The defects underlying impaired T-cell immunity in chronic lymphocytic leukaemia: the impact of lenalidomide

Abstract

CLL T cells exhibit functional defects and alterations in gene expression that show similarities to exhausted T cells in chronic viral infections. It is unclear whether CLL T cells are truly exhausted, or whether these defects are restricted to expanded populations of CMV specific cells. The phenotype and function of T cells from CLL patients was compared to age- and CMV-serostatus-matched controls. There were an increased proportion of effector T cells in CLL patients and CMV-seropositive individuals.
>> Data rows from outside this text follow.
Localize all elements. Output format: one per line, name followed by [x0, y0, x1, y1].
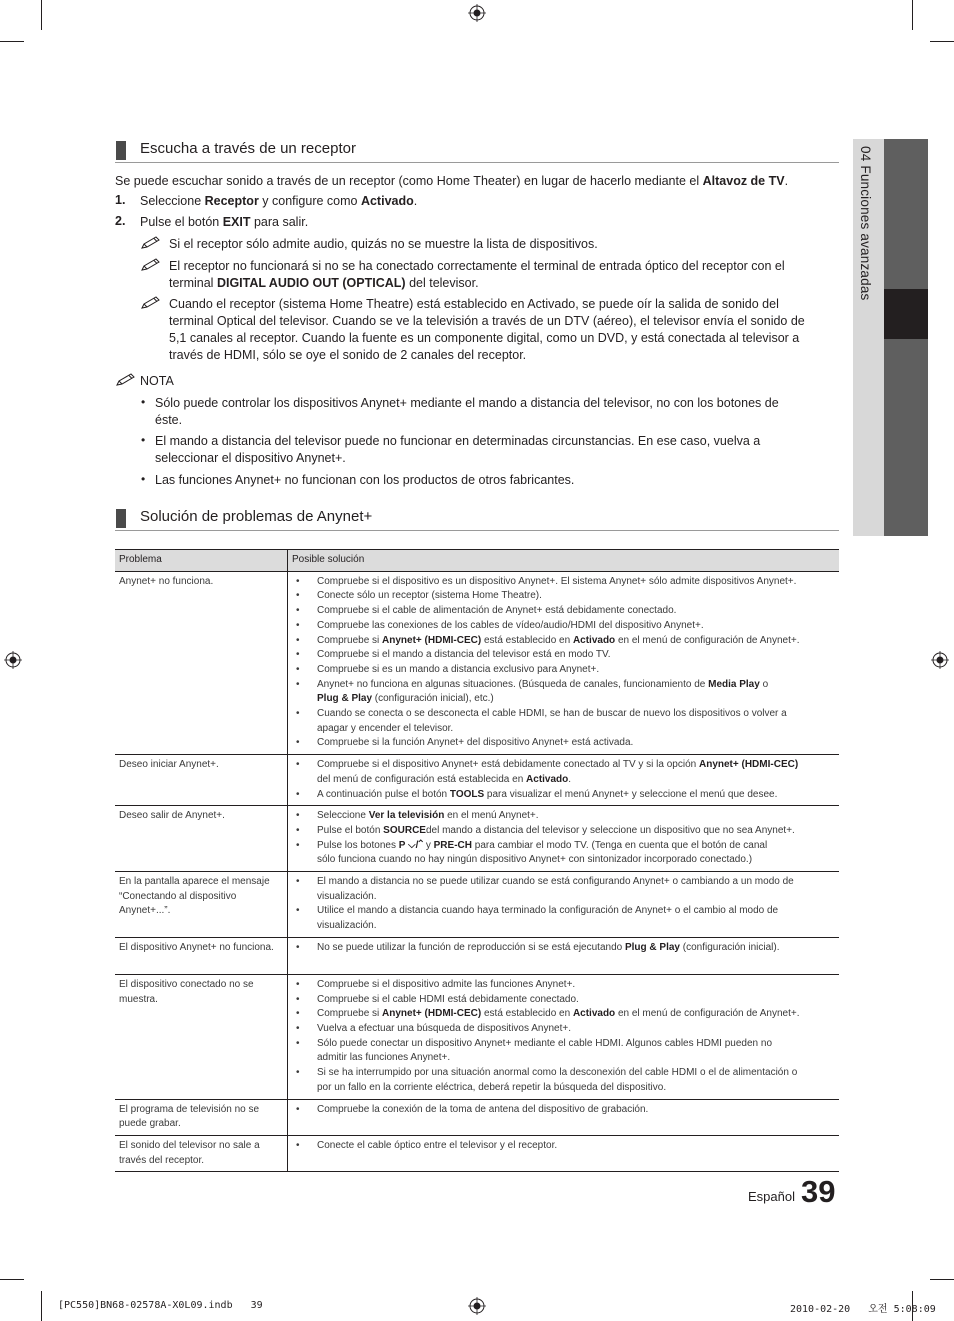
solution-text: Compruebe las conexiones de los cables de vídeo/audio/HDMI del dispositivo Anynet+. — [317, 619, 704, 631]
table-row — [115, 974, 839, 1099]
problem-cell: El dispositivo conectado no se muestra. — [115, 974, 288, 1099]
table-row — [115, 872, 839, 938]
crop-mark — [930, 1279, 954, 1280]
solution-text: Compruebe si el mando a distancia del televisor está en modo TV. — [317, 649, 611, 661]
registration-mark-icon — [468, 1297, 486, 1315]
note-line: terminal Optical del televisor. Cuando se ve la televisión a través de un DTV (aéreo), el televisor envía el sonido de — [169, 314, 805, 328]
problem-cell: El dispositivo Anynet+ no funciona. — [115, 937, 288, 974]
bullet-line: Las funciones Anynet+ no funcionan con los productos de otros fabricantes. — [155, 473, 575, 487]
page-language: Español — [748, 1189, 795, 1204]
section-title: Solución de problemas de Anynet+ — [140, 508, 373, 525]
note-text — [169, 296, 834, 364]
solution-text: Compruebe si el dispositivo Anynet+ está debidamente conectado al TV y si la opción Anynet+ (HDMI-CEC) del menú de configuración está establecida en Activado. — [317, 759, 799, 785]
solution-item — [292, 1007, 835, 1022]
step-text-part: . — [413, 194, 418, 208]
bullet-dot: • — [296, 634, 300, 646]
solution-cell — [288, 872, 840, 938]
note-line: 5,1 canales al receptor. Cuando la fuente es un componente digital, como un DVD, y está conectada al televisor a — [169, 331, 800, 345]
solution-text: Sólo puede conectar un dispositivo Anynet+ mediante el cable HDMI. Algunos cables HDMI pueden no admitir las funciones Anynet+. — [317, 1037, 772, 1064]
bullet-dot: • — [141, 395, 146, 409]
registration-mark-icon — [468, 4, 486, 22]
solution-text: Si se ha interrumpido por una situación anormal como la desconexión del cable HDMI o el de alimentación o por un fallo en la corriente eléctrica, deberá repetir la búsqueda del dispositivo. — [317, 1067, 798, 1093]
solution-text: Compruebe si la función Anynet+ del dispositivo Anynet+ está activada. — [317, 737, 634, 749]
note-pencil-icon — [115, 373, 137, 387]
solution-cell — [288, 1099, 840, 1135]
solution-text: Cuando se conecta o se desconecta el cable HDMI, se han de buscar de nuevo los dispositivos o volver a apagar y encender el televisor. — [317, 708, 787, 734]
solution-item — [292, 758, 835, 787]
solution-cell — [288, 571, 840, 754]
bullet-dot: • — [296, 1037, 300, 1049]
step-text — [140, 193, 417, 210]
column-header: Problema — [115, 550, 288, 572]
problem-cell: Deseo iniciar Anynet+. — [115, 755, 288, 806]
section-marker — [116, 141, 126, 160]
solution-text: Compruebe si Anynet+ (HDMI-CEC) está establecido en Activado en el menú de configuración de Anynet+. — [317, 1008, 800, 1020]
solution-item — [292, 824, 835, 839]
note-line: Si el receptor sólo admite audio, quizás no se muestre la lista de dispositivos. — [169, 237, 598, 251]
crop-mark — [912, 0, 913, 30]
intro-text-end: . — [784, 174, 789, 188]
bullet-line: seleccionar el dispositivo Anynet+. — [155, 451, 346, 465]
bullet-dot: • — [296, 993, 300, 1005]
solution-cell — [288, 755, 840, 806]
nota-label: NOTA — [140, 374, 174, 388]
solution-item — [292, 648, 835, 663]
solution-text: Compruebe si el dispositivo es un dispositivo Anynet+. El sistema Anynet+ sólo admite dispositivos Anynet+. — [317, 575, 797, 587]
table-row — [115, 1099, 839, 1135]
solution-item — [292, 634, 835, 649]
solution-text: Compruebe si el cable de alimentación de Anynet+ está debidamente conectado. — [317, 605, 677, 617]
bullet-dot: • — [296, 1008, 300, 1020]
solution-text: Seleccione Ver la televisión en el menú Anynet+. — [317, 810, 539, 822]
print-slug-date: 2010-02-20 오전 5:08:09 — [790, 1304, 936, 1315]
solution-item — [292, 589, 835, 604]
solution-text: Anynet+ no funciona en algunas situaciones. (Búsqueda de canales, funcionamiento de Media Play o Plug & Play (configuración inicial), etc.) — [317, 678, 769, 705]
step-text-part: Seleccione — [140, 194, 205, 208]
section-title: Escucha a través de un receptor — [140, 140, 356, 157]
crop-mark — [930, 41, 954, 42]
problem-cell: Deseo salir de Anynet+. — [115, 806, 288, 872]
bullet-line: Sólo puede controlar los dispositivos Anynet+ mediante el mando a distancia del televisor, no con los botones de — [155, 396, 779, 410]
note-text — [169, 258, 834, 292]
solution-text: Utilice el mando a distancia cuando haya terminado la configuración de Anynet+ o el cambio al modo de visualización. — [317, 905, 779, 932]
note-line: Cuando el receptor (sistema Home Theatre) está establecido en Activado, se puede oír la salida de sonido del — [169, 297, 779, 311]
solution-item — [292, 678, 835, 707]
solution-text: Conecte sólo un receptor (sistema Home Theatre). — [317, 590, 542, 602]
bullet-dot: • — [296, 839, 300, 851]
page-number: 39 — [801, 1174, 836, 1209]
step-text — [140, 214, 308, 231]
solution-cell — [288, 806, 840, 872]
solution-text: Compruebe si Anynet+ (HDMI-CEC) está establecido en Activado en el menú de configuración de Anynet+. — [317, 634, 800, 646]
bullet-dot: • — [141, 472, 146, 486]
column-header: Posible solución — [288, 550, 840, 572]
solution-text: Conecte el cable óptico entre el televisor y el receptor. — [317, 1139, 558, 1151]
intro-emphasis: Altavoz de TV — [702, 174, 785, 188]
step-keyword: Receptor — [204, 194, 259, 208]
bullet-dot: • — [296, 810, 300, 822]
solution-item — [292, 1022, 835, 1037]
note-pencil-icon — [140, 236, 162, 250]
step-text-part: y configure como — [258, 194, 361, 208]
bullet-dot: • — [296, 978, 300, 990]
solution-item — [292, 575, 835, 590]
solution-item — [292, 788, 835, 803]
note-line: través de HDMI, sólo se oye el sonido de 2 canales del receptor. — [169, 348, 527, 362]
solution-item — [292, 1066, 835, 1095]
solution-cell — [288, 937, 840, 974]
bullet-dot: • — [296, 824, 300, 836]
note-pencil-icon — [140, 296, 162, 310]
troubleshooting-table — [115, 549, 839, 1172]
table-row — [115, 806, 839, 872]
bullet-dot: • — [296, 649, 300, 661]
table-row — [115, 1135, 839, 1171]
solution-item — [292, 1037, 835, 1066]
step-number: 1. — [115, 193, 126, 207]
side-tab-block — [884, 339, 928, 536]
bullet-line: éste. — [155, 413, 183, 427]
side-tab-block — [884, 139, 928, 289]
crop-mark — [41, 1291, 42, 1321]
bullet-dot: • — [296, 941, 300, 953]
solution-item — [292, 604, 835, 619]
problem-cell: En la pantalla aparece el mensaje “Conectando al dispositivo Anynet+...”. — [115, 872, 288, 938]
solution-item — [292, 809, 835, 824]
side-tab-active-block — [884, 289, 928, 339]
bullet-dot: • — [296, 1103, 300, 1115]
problem-cell: El sonido del televisor no sale a través del receptor. — [115, 1135, 288, 1171]
crop-mark — [41, 0, 42, 30]
bullet-dot: • — [296, 788, 300, 800]
bullet-dot: • — [296, 575, 300, 587]
solution-text: Pulse el botón SOURCEdel mando a distancia del televisor y seleccione un dispositivo que no sea Anynet+. — [317, 824, 795, 836]
side-tab-label: 04 Funciones avanzadas — [858, 146, 873, 301]
solution-text: Vuelva a efectuar una búsqueda de dispositivos Anynet+. — [317, 1022, 571, 1034]
crop-mark — [0, 1279, 24, 1280]
registration-mark-icon — [4, 651, 22, 669]
bullet-line: El mando a distancia del televisor puede no funcionar en determinadas circunstancias. En ese caso, vuelva a — [155, 434, 761, 448]
solution-item — [292, 993, 835, 1008]
section-marker — [116, 509, 126, 528]
table-row — [115, 755, 839, 806]
note-line-rich: terminal DIGITAL AUDIO OUT (OPTICAL) del televisor. — [169, 276, 479, 290]
solution-text: Compruebe si el dispositivo admite las funciones Anynet+. — [317, 978, 576, 990]
intro-paragraph — [115, 173, 845, 190]
step-text-part: Pulse el botón — [140, 215, 223, 229]
nota-bullet — [155, 472, 835, 489]
solution-item — [292, 736, 835, 751]
section-rule — [115, 162, 839, 163]
bullet-dot: • — [296, 678, 300, 690]
bullet-dot: • — [296, 737, 300, 749]
solution-item — [292, 904, 835, 933]
solution-item — [292, 1139, 835, 1154]
crop-mark — [0, 41, 24, 42]
solution-item — [292, 663, 835, 678]
bullet-dot: • — [141, 433, 146, 447]
bullet-dot: • — [296, 708, 300, 720]
note-pencil-icon — [140, 258, 162, 272]
table-header-row — [115, 550, 839, 572]
bullet-dot: • — [296, 619, 300, 631]
print-slug-file: [PC550]BN68-02578A-X0L09.indb 39 — [58, 1300, 263, 1311]
step-keyword: EXIT — [222, 215, 251, 229]
solution-item — [292, 941, 835, 956]
problem-cell: El programa de televisión no se puede grabar. — [115, 1099, 288, 1135]
solution-text: Compruebe la conexión de la toma de antena del dispositivo de grabación. — [317, 1103, 649, 1115]
solution-text: Pulse los botones P ⌵/⌃ y PRE-CH para cambiar el modo TV. (Tenga en cuenta que el botón de canal sólo funciona cuando no hay ningún dispositivo Anynet+ con sintonizador incorporado conectado.) — [317, 839, 768, 866]
solution-text: Compruebe si el cable HDMI está debidamente conectado. — [317, 993, 579, 1005]
solution-item — [292, 978, 835, 993]
bullet-dot: • — [296, 1139, 300, 1151]
solution-text: No se puede utilizar la función de reproducción si se está ejecutando Plug & Play (configuración inicial). — [317, 941, 780, 953]
solution-item — [292, 1103, 835, 1118]
bullet-dot: • — [296, 605, 300, 617]
step-text-part: para salir. — [250, 215, 309, 229]
bullet-dot: • — [296, 663, 300, 675]
nota-bullet — [155, 433, 835, 467]
solution-text: El mando a distancia no se puede utilizar cuando se está configurando Anynet+ o cambiando a un modo de visualización. — [317, 876, 794, 902]
bullet-dot: • — [296, 759, 300, 771]
solution-text: Compruebe si es un mando a distancia exclusivo para Anynet+. — [317, 663, 600, 675]
nota-bullet — [155, 395, 835, 429]
registration-mark-icon — [931, 651, 949, 669]
step-number: 2. — [115, 214, 126, 228]
problem-cell: Anynet+ no funciona. — [115, 571, 288, 754]
bullet-dot: • — [296, 590, 300, 602]
solution-item — [292, 839, 835, 868]
solution-item — [292, 619, 835, 634]
note-line: El receptor no funcionará si no se ha conectado correctamente el terminal de entrada óptico del receptor con el — [169, 259, 785, 273]
bullet-dot: • — [296, 1067, 300, 1079]
table-row — [115, 571, 839, 754]
solution-text: A continuación pulse el botón TOOLS para visualizar el menú Anynet+ y seleccione el menú que desee. — [317, 788, 778, 800]
section-rule — [115, 530, 839, 531]
step-keyword: Activado — [360, 194, 414, 208]
bullet-dot: • — [296, 1022, 300, 1034]
solution-item — [292, 707, 835, 736]
intro-text: Se puede escuchar sonido a través de un receptor (como Home Theater) en lugar de hacerlo mediante el — [115, 174, 703, 188]
solution-item — [292, 875, 835, 904]
note-text — [169, 236, 834, 253]
bullet-dot: • — [296, 905, 300, 917]
bullet-dot: • — [296, 876, 300, 888]
solution-cell — [288, 1135, 840, 1171]
table-row — [115, 937, 839, 974]
solution-cell — [288, 974, 840, 1099]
CD8+ and CD4+ T cells from CLL patients had increased expression of exhaustion markers CD160 and CD244 irrespective of CMV-serostatus, whereas increased PD1 expression on CD8+ T cells was limited to CMV-seronegative patients. CLL CD8+ T cells also showed defects in proliferation and cytotoxicity irrespective of CMV-serostatus, with the cytolytic defect caused by impaired granzyme packaging into vesicles and non-polarized degranulation. In contrast to virally-induced exhaustion, CLL T cells had increased expression of TBET and increased interferon-γ production, but normal IL-2 production. As lenalidomide repairs the functional and phenotypic defects associated with T-cell exhaustion, the effect of this agent on the gene expression profiles of lymphocyte subsets from CLL patients and healthy controls was investigated. Lenalidomide induced the expression of genes involved in cytoskeletal signalling, lymphocyte activation, and proliferation. In particular, lenalidomide up-regulated the expression of several genes involved in tight junction signalling, a pathway that is potentially involved in lymphocyte motility, immune synapse formation, and transendothelial migration. This pathway was down-regulated in T cells from CLL patients, but, intriguingly, was up-regulated in CLL cells compared with healthy B cells. This pathway is known to be negatively regulated by a phosphatase, PP2A. Treatment of CLL cells and T cells with the PP2A inhibitor okadaic acid mimicked the effect of lenalidomide. In conclusion, CLL T cells exhibit features of pseudo-exhaustion irrespective of CMV serostatus. Lenalidomide up-regulates tight junction signalling, which is down-regulated in CLL T cells. Inhibition of PP2A is implicated in the mechanism of action of lenalidomide on T cells.